Question

Which of the following are solutions to the equation sinxcosx=sqrt(3)/4?

1. pi/12 +npi
2. pi/6 +npi
3. pi/12 +npi/2
4. 2pi/6 +npi

Answer 1

Multiply both sides by 4 to get

\(4\sin(x)\cos(x) = \sqrt{3}\)

Then square both sides:
\((4\sin(x)\cos(x))^2 = (\sqrt{3})^2\)

Answer 2

\(16\sin^2x\cos^2x = 3\)

Answer 3

Let \(\cos^2x = 1 - \sin^2x\):

\(16\sin^2x(1 - \sin^2x) = 3\)

Distribute:
\(16\sin^2x - 16\sin^4x = 3\)

Rearrange the equation in to the form \(ax^2 + bx + c = 0\)

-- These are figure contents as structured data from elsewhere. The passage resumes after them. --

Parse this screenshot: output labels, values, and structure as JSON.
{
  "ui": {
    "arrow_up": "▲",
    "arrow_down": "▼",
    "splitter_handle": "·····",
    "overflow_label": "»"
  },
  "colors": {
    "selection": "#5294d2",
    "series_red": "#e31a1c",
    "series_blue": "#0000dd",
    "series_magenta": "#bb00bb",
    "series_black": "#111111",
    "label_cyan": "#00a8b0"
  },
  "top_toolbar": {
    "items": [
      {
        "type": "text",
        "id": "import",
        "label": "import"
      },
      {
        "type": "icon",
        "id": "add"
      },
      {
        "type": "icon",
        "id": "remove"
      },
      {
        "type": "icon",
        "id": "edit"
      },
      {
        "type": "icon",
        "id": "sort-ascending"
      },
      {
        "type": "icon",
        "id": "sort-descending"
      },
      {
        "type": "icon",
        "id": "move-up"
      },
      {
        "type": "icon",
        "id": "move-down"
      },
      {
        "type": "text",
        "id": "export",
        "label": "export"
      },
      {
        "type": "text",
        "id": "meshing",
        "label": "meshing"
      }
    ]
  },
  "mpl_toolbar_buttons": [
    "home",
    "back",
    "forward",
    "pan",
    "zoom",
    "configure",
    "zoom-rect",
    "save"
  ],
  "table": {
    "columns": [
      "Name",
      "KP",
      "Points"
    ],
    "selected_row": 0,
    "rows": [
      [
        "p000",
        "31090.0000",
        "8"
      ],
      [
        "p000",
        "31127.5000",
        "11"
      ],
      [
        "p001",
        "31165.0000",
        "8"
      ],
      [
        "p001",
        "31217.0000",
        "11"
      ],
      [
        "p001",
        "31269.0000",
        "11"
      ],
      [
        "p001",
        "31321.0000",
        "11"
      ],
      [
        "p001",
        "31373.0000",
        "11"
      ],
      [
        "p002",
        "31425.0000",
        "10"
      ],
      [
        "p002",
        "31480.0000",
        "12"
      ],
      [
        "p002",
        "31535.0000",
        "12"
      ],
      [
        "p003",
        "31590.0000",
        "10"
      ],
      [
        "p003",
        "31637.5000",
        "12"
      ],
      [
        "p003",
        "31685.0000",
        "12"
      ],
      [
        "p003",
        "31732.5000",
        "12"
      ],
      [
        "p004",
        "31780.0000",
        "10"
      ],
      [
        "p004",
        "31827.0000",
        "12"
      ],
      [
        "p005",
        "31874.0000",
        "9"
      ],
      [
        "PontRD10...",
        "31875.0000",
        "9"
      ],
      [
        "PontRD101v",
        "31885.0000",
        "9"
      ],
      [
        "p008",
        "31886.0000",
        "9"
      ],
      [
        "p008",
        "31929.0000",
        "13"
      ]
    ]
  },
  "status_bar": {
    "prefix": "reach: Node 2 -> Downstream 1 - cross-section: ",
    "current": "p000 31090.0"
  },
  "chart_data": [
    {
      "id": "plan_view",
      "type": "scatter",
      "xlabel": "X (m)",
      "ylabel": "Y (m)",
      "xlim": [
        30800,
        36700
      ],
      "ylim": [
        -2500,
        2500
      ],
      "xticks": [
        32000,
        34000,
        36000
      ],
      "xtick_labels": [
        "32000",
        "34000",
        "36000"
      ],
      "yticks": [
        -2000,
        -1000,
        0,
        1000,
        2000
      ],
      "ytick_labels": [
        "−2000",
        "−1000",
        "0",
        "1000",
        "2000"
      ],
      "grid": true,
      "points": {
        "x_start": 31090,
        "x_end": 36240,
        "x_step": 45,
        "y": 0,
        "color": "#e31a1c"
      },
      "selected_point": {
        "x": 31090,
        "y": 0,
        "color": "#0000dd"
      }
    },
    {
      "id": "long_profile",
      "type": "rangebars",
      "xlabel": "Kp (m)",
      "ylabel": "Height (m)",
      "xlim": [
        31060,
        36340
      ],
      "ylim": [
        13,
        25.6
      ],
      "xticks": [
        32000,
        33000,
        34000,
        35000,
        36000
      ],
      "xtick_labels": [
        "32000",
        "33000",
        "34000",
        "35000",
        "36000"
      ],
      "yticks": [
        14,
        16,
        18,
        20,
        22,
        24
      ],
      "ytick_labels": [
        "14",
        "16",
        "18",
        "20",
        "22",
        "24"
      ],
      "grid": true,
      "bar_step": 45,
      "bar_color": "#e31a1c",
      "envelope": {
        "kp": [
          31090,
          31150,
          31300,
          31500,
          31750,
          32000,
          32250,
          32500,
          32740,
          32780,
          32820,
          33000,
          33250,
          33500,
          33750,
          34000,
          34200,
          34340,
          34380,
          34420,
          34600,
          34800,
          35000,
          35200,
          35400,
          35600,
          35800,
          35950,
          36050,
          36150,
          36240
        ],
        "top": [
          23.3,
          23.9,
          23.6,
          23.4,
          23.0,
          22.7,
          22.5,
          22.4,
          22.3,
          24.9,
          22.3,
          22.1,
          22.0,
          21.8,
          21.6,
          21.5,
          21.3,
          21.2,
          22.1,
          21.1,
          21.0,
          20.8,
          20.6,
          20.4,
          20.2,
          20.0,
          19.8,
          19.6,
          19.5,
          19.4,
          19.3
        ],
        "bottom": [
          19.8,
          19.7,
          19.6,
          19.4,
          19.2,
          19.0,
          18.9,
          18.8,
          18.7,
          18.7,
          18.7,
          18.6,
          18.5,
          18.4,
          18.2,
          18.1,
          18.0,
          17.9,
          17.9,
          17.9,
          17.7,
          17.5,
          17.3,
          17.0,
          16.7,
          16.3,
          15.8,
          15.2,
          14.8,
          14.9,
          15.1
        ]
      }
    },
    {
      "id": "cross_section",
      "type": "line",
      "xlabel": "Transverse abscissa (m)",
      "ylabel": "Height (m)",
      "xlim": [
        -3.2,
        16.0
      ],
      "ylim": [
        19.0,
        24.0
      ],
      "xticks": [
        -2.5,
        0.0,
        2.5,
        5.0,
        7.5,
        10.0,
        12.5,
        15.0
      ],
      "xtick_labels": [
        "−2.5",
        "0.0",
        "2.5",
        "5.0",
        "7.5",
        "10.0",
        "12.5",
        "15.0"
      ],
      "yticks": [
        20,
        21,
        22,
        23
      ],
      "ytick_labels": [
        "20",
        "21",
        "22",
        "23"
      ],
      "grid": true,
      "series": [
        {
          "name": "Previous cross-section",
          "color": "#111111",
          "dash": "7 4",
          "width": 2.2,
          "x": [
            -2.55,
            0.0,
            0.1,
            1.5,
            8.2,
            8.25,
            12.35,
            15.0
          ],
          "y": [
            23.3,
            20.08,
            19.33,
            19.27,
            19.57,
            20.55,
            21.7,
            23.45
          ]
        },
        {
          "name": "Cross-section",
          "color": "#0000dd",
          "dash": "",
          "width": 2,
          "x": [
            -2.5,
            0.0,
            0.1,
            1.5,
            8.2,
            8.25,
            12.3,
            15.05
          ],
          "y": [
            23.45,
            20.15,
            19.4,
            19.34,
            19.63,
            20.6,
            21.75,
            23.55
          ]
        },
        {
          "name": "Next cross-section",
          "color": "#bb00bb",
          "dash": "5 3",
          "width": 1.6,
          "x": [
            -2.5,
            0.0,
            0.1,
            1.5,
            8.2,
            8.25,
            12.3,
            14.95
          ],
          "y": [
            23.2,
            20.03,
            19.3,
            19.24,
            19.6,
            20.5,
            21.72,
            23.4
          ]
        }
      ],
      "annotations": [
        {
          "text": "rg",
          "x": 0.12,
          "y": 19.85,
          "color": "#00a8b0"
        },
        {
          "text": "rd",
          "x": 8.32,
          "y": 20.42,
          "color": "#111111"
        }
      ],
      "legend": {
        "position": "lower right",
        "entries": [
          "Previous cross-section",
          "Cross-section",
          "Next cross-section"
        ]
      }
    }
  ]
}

\(-16\sin^4x + 16\sin^2x = 3\)

\(-16\sin^4x + 16\sin^2x - 3 = 0\)

Answer 4

Let \(\sin^2x = y\)

\(-16y^2 + 16y - 3 = 0\)

\(16y^2 - 16y + 3 = 0\)

Solve for y, then substitute \(\sin^2x\) back in to isolate x. Make sure to check your answers.

Answer 5

Thank you!

Answer 6

If you run into any problems, let me know.